After 638 waves, the surfer calls it a day, a night, another day | Florida News
By MATT SOERGEL, The Florida Times-Union
JACKSONVILLE BEACH, Fla. (AP) – After his surf session at Jacksonville Beach ended, Kurtis Loftus was feeling himself every day of his 60 years on earth. He was wrinkled and sunburnt. His skin was scratched by his wetsuit. And a big toe was shredded after being dragged across his board over and over again as he stood up.
The waves were abating and he was exhausted. So he called him one day – actually a day, a night, and a good chunk of another day – and decided to go home.
He did not last the 40 hours he hoped to do. But this surfing marathon, he believes, would still have broken the world record for the longest surfing session if Guinness World Records still recognized that record. Just weeks before paddling, he learned that a surf marathon is no longer a category they consider.
But it still paddled at 7 a.m. Monday, and by the time the sun was setting, it had caught some 300 waves – small and short walks in Duval County, but rides nonetheless.
After a few hours of dark night, the moon and stars broke out and he caught another 200 waves before sunrise.
He surfed until 4 p.m. and caught 138 more waves. Add them up, and it’s 638 waves and 31 hours in the water, plus two hours of brief beach breaks.

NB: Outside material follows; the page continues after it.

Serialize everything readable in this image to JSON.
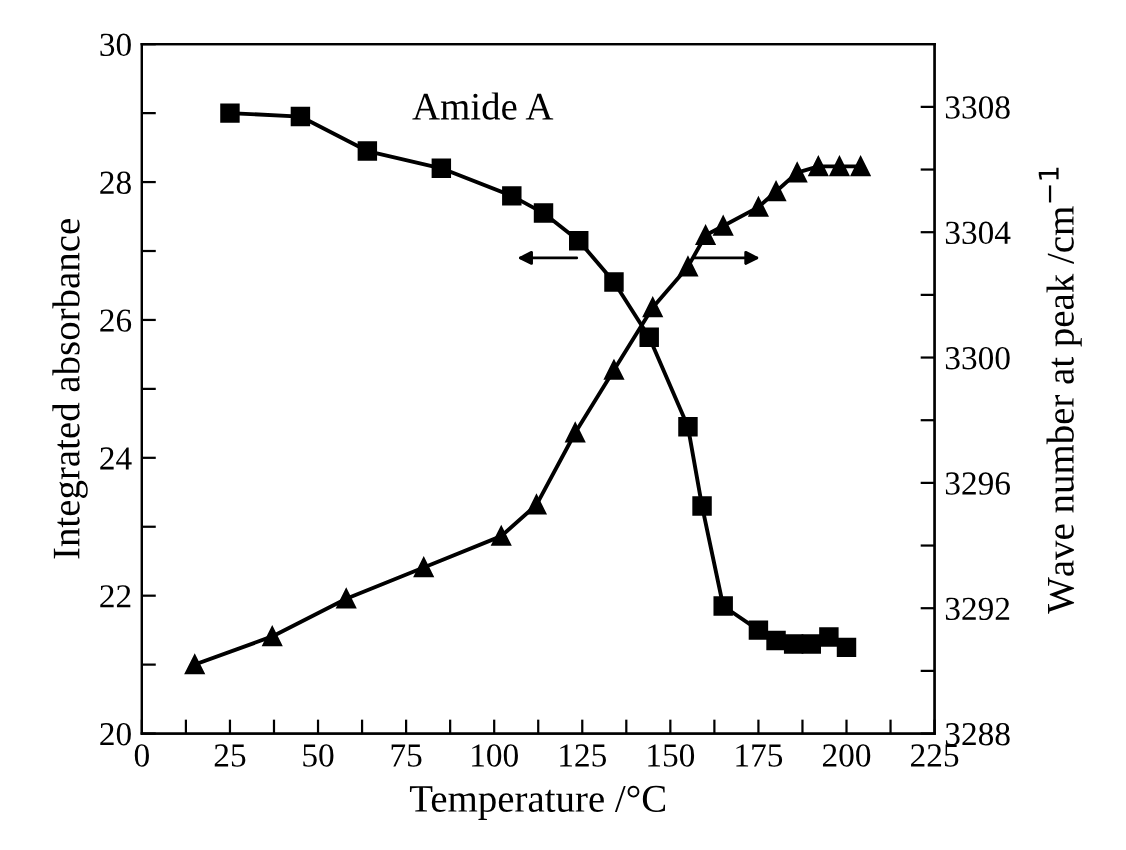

The marathon was a fundraiser for Jacksonville Beach Deck the Chairs, the vacation-focused nonprofit he founded. It aimed to raise $ 10,000 but was close to $ 14,000, he said. There is also a virtual auction of donated items, which runs until Friday, which can be found on Loftus’ website, marathonsurfer.com.
In 2011, while Guinness still listed it as a category, he set a record for a surf marathon of over 29 hours. This raised funds for 26.2 With Donna, which fights breast cancer. His record was then broken, so Loftus, at 60, decided to beat him again.
He had at least two judges on the beach counting the waves, and a lot of moral support. Friends paddled with him to encourage him. But it was tough – and while he’s trained a lot and is in remarkable shape for someone his age, it took its toll.
Loftus burst out laughing. “I guess I’m 40, right? It’s the head. The body? You look at the pictures, the body shape, it’s like, no man, you’re 60, ”he said.
“I like being able to do that at 60, but it is clear that the 40-year-old man with the smooth face is gone, that his back hurts. I’m telling you, I saw pictures of a hunchbacked old man riding these waves.